Green’s Dictionary of Slang

oat n.1

[? SE iota]

1. an atom, the tiniest amount.

[UK]Sl. Dict. 240: Oat an atom. Probably corruption of iota, or perhaps from the small size of an oat. ‘I never got an OAT of it,’ I never received the smallest portion.

2. a penny, a halfpenny, the smallest amount of money; thus in pl., money.

[UK]‘Doss Chiderdoss’ ‘An Exacting Swain’ Sporting Times 24 Feb. 1/4: I’ll stake ev’ry oat in my ‘sky’ / To a pair of kid gloves or a new sailor hat.
[UK]Sporting Times 1 Apr. 3/2: If we don’t come down with the dibs on our own, the County Council, or one of those delightful institutions in our midst for wringing the last oat out of a long-suffering public, will be down upon us with a fine Jubilee rate.
[UK]‘Sax Rohmer’ Golden Scorpion 231: An’ not a ‘oat’ in me pocket— not a ‘bean’! Broke to the wide.
[UK]V. Palmer Passage 42: Uncle Tony’s been rubbing it into me that I don’t earn my oats [...] Says he was making money by the time he was twelve.

SE in slang uses

In compounds

oat opera (n.) (also oats opera) [the horses and the oats they eat]

(orig.
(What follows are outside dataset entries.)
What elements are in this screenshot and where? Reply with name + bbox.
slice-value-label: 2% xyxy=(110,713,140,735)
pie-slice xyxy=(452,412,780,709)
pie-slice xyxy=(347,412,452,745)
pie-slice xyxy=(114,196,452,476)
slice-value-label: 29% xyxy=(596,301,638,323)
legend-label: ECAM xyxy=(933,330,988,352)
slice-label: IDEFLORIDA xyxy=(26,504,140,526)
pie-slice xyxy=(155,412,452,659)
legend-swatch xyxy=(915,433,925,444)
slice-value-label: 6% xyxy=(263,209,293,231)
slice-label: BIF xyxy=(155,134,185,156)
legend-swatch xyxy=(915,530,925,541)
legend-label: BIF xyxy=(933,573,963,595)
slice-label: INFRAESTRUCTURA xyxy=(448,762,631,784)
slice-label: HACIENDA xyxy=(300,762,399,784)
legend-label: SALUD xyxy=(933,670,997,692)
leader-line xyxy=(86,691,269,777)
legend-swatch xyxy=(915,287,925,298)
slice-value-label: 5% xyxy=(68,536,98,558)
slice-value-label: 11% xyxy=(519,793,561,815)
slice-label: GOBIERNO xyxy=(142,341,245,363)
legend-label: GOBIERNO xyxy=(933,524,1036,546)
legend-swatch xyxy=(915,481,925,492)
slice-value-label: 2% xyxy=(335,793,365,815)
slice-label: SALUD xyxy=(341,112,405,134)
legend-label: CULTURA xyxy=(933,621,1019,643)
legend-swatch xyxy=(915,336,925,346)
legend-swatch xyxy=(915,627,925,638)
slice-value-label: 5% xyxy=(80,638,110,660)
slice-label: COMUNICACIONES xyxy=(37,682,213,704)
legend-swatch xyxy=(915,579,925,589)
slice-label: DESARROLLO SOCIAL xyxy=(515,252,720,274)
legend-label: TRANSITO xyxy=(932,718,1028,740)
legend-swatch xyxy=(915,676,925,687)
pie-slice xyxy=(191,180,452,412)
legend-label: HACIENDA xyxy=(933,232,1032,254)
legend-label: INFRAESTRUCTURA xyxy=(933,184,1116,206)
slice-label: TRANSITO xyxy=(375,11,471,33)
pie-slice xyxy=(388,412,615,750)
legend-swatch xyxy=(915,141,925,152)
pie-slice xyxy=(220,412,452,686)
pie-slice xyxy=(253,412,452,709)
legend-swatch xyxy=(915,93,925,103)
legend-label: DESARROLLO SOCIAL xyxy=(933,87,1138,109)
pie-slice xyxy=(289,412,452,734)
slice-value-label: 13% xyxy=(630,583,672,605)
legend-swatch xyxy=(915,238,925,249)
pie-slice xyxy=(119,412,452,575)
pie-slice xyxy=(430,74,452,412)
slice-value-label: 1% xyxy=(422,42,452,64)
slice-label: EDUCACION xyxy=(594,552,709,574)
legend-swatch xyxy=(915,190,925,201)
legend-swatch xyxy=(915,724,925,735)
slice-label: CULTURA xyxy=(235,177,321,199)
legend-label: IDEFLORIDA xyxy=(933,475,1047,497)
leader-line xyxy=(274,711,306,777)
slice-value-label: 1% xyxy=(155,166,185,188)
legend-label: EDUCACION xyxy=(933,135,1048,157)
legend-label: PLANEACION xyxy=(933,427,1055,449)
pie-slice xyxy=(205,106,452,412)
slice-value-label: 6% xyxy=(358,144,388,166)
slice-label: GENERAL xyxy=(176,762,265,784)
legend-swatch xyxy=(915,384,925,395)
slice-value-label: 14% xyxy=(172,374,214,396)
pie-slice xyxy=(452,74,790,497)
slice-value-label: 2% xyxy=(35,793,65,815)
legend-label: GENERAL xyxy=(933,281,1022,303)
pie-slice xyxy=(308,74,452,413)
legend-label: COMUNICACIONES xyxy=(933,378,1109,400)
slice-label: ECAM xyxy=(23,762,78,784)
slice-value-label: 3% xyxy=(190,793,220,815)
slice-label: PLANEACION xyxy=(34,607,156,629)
US) a Western film; occas. a Western novel.

[US] ‘Misc.’ in AS XII:4 318/1: Oats Opera. A western film.
[US]Billboard 12 Feb. 11: The fourth of the shows directly under the NBC wing is the Hopalong Cassidy oat opera film series .
[US]Catholic World 386: The increasing aggressiveness of Western heroines is again quite apparent in a new technicolor oat-opera, The Redhead from Wyoming.
[US]S. King Dead Zone 264: Johnny felt a sadness for Chuck steal over him as he watched the boy, hunched over the paperback copy of Fire Brain, a good oat opera.
[US]S. King Tommyknockers 181: You’re right, it really is the best thing I’ve ever written, but it’s still your basic oat opera.
Time Out Film Guide 66: A queasy combination of classic Wayne oat opera and happy jalopy jokiness a la Butch Cassidy and the Sundance Kid.
oat stealer (n.) [pun + derog. ref. to the stereotypically corrupt ostler]

an ostler.

[UK]Sporting Mag. Dec. III 145/2: An hostler [...] vulgarly and improperly written ostteler, for otsteler, query oat-stealer.
[UK] ‘Modern Dict.’ in Sporting Mag. May XVIII 101/1: Hostler – i.e. oat-stealer.
[UK]R.S. Surtees Handley Cross (1854) 133: An oat-stealer or ostler has informed me, that it is a common trick.
[UK]Hotten Sl. Dict.
[UK]Sl. Dict.
[UK]J. Ware Passing Eng. of the Victorian Era.